Resolutions for ‘Revolution 2020’

Resolutions for ‘Revolution 2020’

Midlife Musings

Indu Anand

I hate New Year resolutions. Self-selecting yourself for a series of certain setbacks so early for so long a period sounds self-harming. A new year is just too new, like that pair of shoes that the salesman sold you one size too tight promising that it will ‘open up’. Never does, right?

Years, too, don’t always ‘open up’. Sometimes, they just unravel. Like 2013 unravelled into an epic 2014. Then 2015 did in 2014, any good from 2015 was 2016’s New Year breakfast, 2017 had no chance really, 2018 prostrated before 2019. Now, ‘twenteen-twenty’ has got 2019 between its teeth. But New Year resolutions are a form of protest. Through them, we make a show of resistance to reality. We thumb our own noses at our own bad habits or the lack of good ones. Our resolutions imagine that we are independent of our institutions -- our homes, marriages, parenting pressures, caregiving pulls, finances, commutes, our governments, our faiths, our workplaces. Our resolutions are hope, and hope, gently handled, can be harnessed by our institutions, but only if their resolutions match ours -- to be better.

After the fantastic final flourish the Individual gave to 2019, this year, why not demand that some resolutions be made by our institutions, too?

For many of us kar sewaks of ‘New India’, the first ‘institution’ amongst equals are the shiny steel-and-glass temples of our employment. So, in this new year, what new could our employers resolve to be and do? Here’s my starter for ten.

First, pledge to encourage your employees to become citizens, beyond boasting citizenship. Before you say that “but of course,” you ‘allow’ your employees a day off to vote; voting is as transactional to citizenship as payday is to compensation. Give your employees paid ‘Solidarity Leave’ for peaceful protest, no questions asked. There’s nothing more demoralizing than being held captive in a meeting room when all you want to do is to show up, and then show off that you showed up for what you believe in. It is this same belief that will power your ambitions for your balance sheet, and it may also be this same proactive permission to participate that will save your reputation from your apparently ‘apolitical’ employee’s social media hate speech. Share the cost of your employee’s enrolment in learning programmes that fill the gaps in their education. Invite authors, academics and activists to speak at your cafes and your ‘offsites’.

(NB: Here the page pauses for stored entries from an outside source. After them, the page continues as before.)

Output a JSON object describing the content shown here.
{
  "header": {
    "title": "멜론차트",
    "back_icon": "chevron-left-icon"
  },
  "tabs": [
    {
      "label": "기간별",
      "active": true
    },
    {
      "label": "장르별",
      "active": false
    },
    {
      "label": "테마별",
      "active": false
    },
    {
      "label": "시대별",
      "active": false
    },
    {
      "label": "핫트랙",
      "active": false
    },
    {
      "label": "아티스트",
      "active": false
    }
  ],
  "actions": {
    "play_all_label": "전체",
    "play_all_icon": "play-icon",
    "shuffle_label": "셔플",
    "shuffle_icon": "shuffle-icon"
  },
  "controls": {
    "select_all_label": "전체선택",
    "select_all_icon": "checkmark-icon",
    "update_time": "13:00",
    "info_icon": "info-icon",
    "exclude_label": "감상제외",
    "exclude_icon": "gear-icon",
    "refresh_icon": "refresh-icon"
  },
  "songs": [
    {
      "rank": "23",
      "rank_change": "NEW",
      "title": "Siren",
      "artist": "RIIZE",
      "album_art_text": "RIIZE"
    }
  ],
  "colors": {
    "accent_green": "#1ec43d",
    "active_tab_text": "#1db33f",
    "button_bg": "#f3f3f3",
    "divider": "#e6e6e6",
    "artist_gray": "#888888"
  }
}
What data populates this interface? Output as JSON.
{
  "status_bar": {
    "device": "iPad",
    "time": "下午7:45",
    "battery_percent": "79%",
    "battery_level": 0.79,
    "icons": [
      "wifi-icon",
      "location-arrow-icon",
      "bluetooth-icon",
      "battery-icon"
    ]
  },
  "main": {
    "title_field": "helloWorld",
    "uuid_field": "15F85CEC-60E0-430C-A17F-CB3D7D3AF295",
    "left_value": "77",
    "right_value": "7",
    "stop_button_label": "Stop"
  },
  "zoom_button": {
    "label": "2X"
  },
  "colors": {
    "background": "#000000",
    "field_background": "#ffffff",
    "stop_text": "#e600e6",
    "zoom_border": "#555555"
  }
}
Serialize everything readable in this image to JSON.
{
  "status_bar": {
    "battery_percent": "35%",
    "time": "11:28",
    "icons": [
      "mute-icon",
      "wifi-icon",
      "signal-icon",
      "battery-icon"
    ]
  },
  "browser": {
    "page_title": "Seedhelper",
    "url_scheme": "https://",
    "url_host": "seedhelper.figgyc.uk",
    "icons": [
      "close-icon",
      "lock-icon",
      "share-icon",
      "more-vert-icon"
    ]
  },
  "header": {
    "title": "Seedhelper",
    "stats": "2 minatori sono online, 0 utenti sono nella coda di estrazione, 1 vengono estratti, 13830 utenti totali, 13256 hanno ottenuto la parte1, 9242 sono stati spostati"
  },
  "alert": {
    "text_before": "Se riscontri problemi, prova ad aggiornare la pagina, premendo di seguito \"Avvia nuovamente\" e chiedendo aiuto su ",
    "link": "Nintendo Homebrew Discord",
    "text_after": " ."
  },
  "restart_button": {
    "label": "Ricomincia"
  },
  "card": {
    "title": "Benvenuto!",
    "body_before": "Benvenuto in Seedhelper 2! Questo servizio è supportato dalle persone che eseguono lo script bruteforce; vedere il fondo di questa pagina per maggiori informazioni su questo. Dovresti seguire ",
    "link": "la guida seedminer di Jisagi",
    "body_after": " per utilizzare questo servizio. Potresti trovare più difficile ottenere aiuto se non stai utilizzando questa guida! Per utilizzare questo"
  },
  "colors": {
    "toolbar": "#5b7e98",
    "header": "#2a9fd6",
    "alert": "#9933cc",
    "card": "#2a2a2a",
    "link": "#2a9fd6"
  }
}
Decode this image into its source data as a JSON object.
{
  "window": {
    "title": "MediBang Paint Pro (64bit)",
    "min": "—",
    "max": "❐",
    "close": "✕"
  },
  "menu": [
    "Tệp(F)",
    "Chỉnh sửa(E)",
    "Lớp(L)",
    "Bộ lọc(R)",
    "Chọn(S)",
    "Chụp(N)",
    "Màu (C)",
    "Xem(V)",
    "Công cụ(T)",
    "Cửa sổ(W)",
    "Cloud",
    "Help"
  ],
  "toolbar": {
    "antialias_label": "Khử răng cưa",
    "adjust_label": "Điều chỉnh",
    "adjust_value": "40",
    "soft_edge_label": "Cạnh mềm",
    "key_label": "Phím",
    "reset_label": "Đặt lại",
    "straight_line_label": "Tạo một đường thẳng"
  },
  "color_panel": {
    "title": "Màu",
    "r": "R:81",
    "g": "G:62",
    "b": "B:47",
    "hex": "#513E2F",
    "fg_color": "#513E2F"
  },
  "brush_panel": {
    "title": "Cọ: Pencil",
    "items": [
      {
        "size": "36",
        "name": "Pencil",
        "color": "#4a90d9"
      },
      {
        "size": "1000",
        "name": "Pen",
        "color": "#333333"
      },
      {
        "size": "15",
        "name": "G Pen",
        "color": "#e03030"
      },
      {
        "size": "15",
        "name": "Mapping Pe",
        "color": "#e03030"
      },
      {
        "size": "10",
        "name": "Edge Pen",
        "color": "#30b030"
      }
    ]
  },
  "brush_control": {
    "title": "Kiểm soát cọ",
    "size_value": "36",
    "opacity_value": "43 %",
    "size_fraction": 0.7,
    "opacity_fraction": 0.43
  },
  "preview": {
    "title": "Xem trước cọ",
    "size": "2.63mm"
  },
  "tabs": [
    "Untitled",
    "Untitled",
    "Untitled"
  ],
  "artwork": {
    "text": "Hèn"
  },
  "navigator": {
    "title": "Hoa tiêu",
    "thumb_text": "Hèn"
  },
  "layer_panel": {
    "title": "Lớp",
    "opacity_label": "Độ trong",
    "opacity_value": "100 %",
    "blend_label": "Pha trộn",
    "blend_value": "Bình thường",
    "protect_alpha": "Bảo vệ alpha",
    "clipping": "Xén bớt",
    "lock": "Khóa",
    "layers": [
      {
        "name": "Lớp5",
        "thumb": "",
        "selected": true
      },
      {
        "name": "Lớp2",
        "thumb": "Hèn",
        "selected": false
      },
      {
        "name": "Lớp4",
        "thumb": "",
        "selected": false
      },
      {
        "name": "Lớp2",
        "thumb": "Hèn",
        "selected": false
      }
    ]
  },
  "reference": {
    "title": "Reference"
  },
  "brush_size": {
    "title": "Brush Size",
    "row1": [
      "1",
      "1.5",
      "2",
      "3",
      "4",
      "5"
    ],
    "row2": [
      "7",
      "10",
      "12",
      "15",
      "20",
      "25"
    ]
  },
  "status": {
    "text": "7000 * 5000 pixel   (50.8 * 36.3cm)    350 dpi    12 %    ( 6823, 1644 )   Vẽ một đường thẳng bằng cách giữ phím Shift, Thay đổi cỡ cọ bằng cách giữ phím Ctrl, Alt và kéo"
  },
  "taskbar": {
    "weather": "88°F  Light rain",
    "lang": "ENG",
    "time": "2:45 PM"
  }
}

If all this makes you break out in a cold sweat, here’s some other equally ‘woke’ resolutions, lower on the intensity of dread. First off, re-humanize the job interview. Return it to IRL, or in real life. It doesn’t matter which video app you use but so much of a candidate’s ‘fit’ is instantly fathomed in the clasp of his hand and how her eyes flit.

Next, water down the office group chats. If this resolution feels like too much of a regression, let me remind you of another messaging technology. It’s called email. Email may not be as fervent, but it’s functional, still, and in contrast to WhatsApp, it is the ironic equivalent of texting before calling.

Third, consider a block closure. Typically, this is the shutdown of manufacturing operations to respond to a decline in demand but plan one even if yours is not a manufacturing business, even if your services are flying off the shelf. The economy is struggling with depression and anxiety. A block closure, timed well, could prevent your workforce from following suit, and it may even be useful for readying it with some ‘Rest and Recreation’, for the return to dizzying heights that we are being told is coming soon.

The ‘guru’ has resolved to take charge of our inner engineering. The CEO must now also raise her hand for some institutional reengineering. What about the Individual? Well, in 2020, they will keep being human -- of frail resolutions and faulty revolutions -- but without whose humanity the ‘guru’, the CEO and many others are bound to fail.